Internet, Hoax dan Demokratisasi Pengetahuan
Ribut-ribut berita HOAX akhir-akhir ini makin memperlihatkan betapa hebatnya pengaruh media sosial. Memang butuh aturan yang jelas, tanpa harus mengorbankan semangat awalnya, yakni upaya demokratisasi pengetahuan.
SATUHARAPAN.COM - Sebuah video yang diunggah di situs jejaring sosial Facebok berhasil memicu gelombang demonstrasi dari beberapa kelompok yang menggunakan simbol-simbol agama. Video itu berisi cuplikan sambutan Ahok di Kepulauan Seribu. Imam Besar Front Pembela Islam (FPI) Habib Rizieq Shihab dilaporkan Soekmawati Soekarnoputri ke Bareskrim Polri atas tuduhan telah menghina Pancasila melalui sebuah video yang beredar di situs youtube.
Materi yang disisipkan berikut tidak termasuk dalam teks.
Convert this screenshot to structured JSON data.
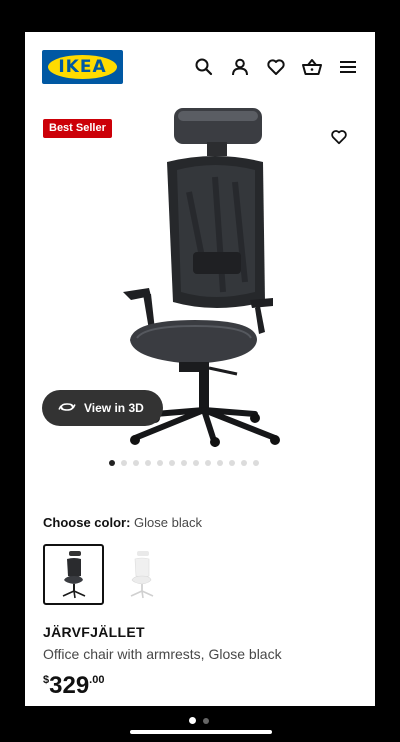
{
  "header": {
    "logo_text": "IKEA",
    "icons": [
      "search-icon",
      "account-icon",
      "heart-icon",
      "basket-icon",
      "menu-icon"
    ]
  },
  "product_media": {
    "badge": "Best Seller",
    "view_3d_label": "View in 3D",
    "image_count": 13,
    "active_image_index": 0
  },
  "color": {
    "label": "Choose color:",
    "value": "Glose black",
    "options": [
      "Glose black",
      "White"
    ]
  },
  "product": {
    "name": "JÄRVFJÄLLET",
    "description": "Office chair with armrests, Glose black",
    "price_currency": "$",
    "price_integer": "329",
    "price_decimal": ".00"
  },
  "system": {
    "page_count": 2,
    "active_page": 0
  },
  "colors": {
    "brand_blue": "#0058a3",
    "brand_yellow": "#ffdb00",
    "badge_red": "#cc0008"
  }
}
Sejumlah aktivis dan tokoh nasional pada 2 Desember 2016 lalu ditangkap Polisi dengan dugaan upaya makar dan pelanggaran Undang-Undang ITE.
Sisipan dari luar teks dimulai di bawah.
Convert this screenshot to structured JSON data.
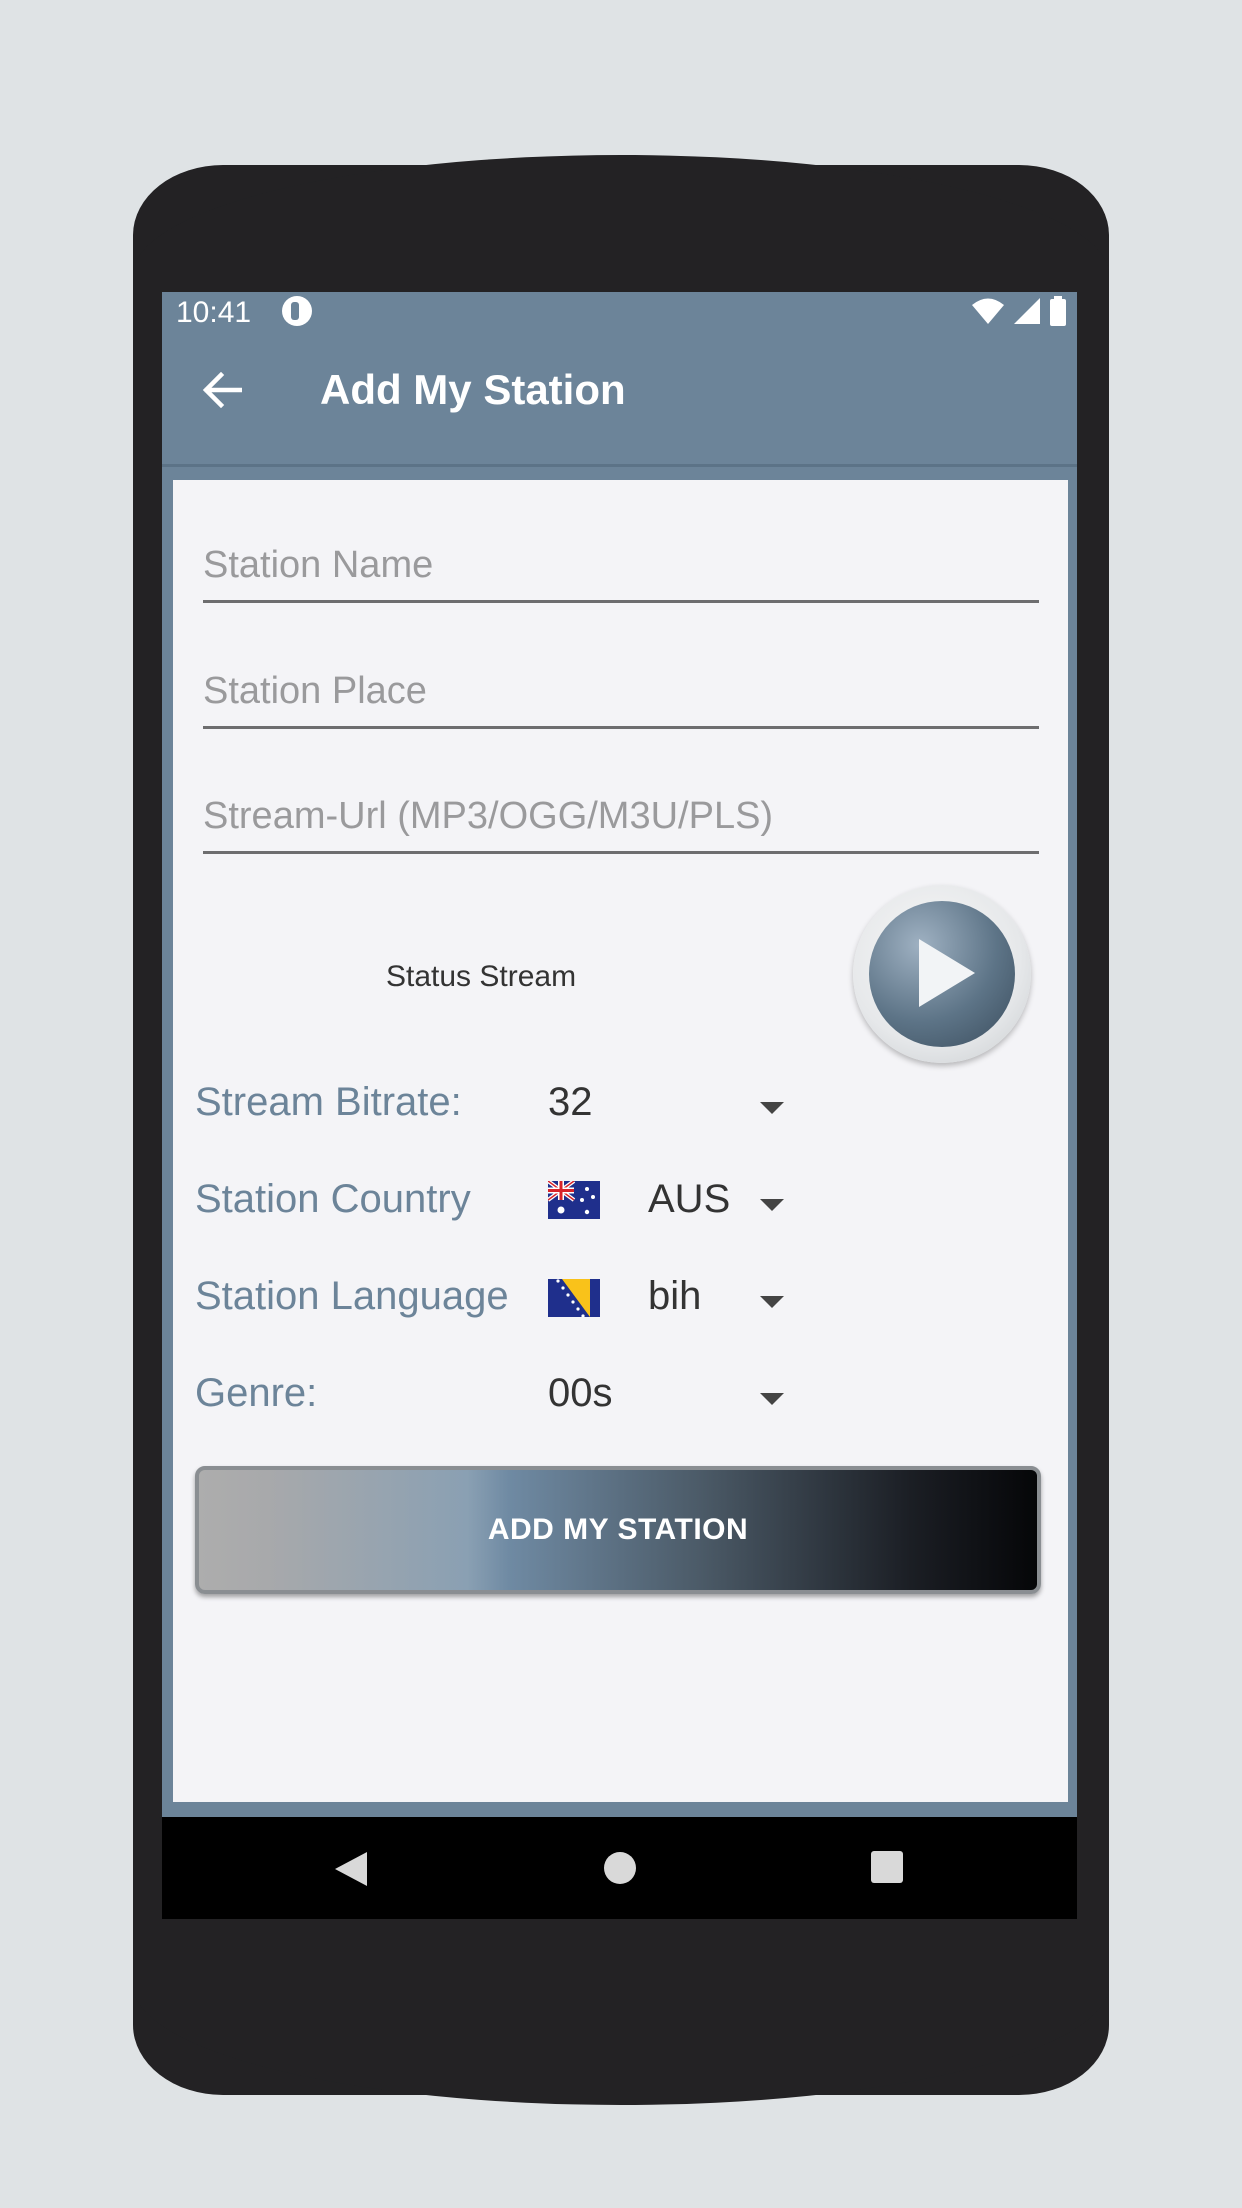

Itulah beberapa fakta bagaimana internet dengan situs-situs media sosialnya telah menjadi bagian dari masyarakat kita. Saya tidak akan mengulas proses hukum terhadap kasus-kasus yang sekarang sedang menjadi viral di medsos itu. Perhatian saya pada hal lain, yaitu kekuatan internet dan perangkat-perangkat teknologi digital dalam mempengaruhi kebudayaan masyarakat, terutama dalam hal demokratisasi pengetahuan.
Negara dan Internet
Negara atau lebih tepatnya pemerintah Indonesia tidak dapat menghindar dari dampak revolusi informasi yang berkembang cepat pada abad 21 ini. Inilah bukti kekuatan internet. Ia mempengaruhi pemerintah dalam banyak hal. Pemerintah Indonesia melalui perangkat-perangkanya harus dibuat sibuk dengan apa yang disebut Menteri Koordinator (Menko) bidang Politik, Hukum, dan Keamanan (Polhukam) Wiranto, “serangan-serangan siber”. Untuk menangkal itu, maka menurut Wiranto dalam waktu dekat akan dibentuk Badan Cyber Nasional (BCN) (beritasatu.com, 17 Januari 2017).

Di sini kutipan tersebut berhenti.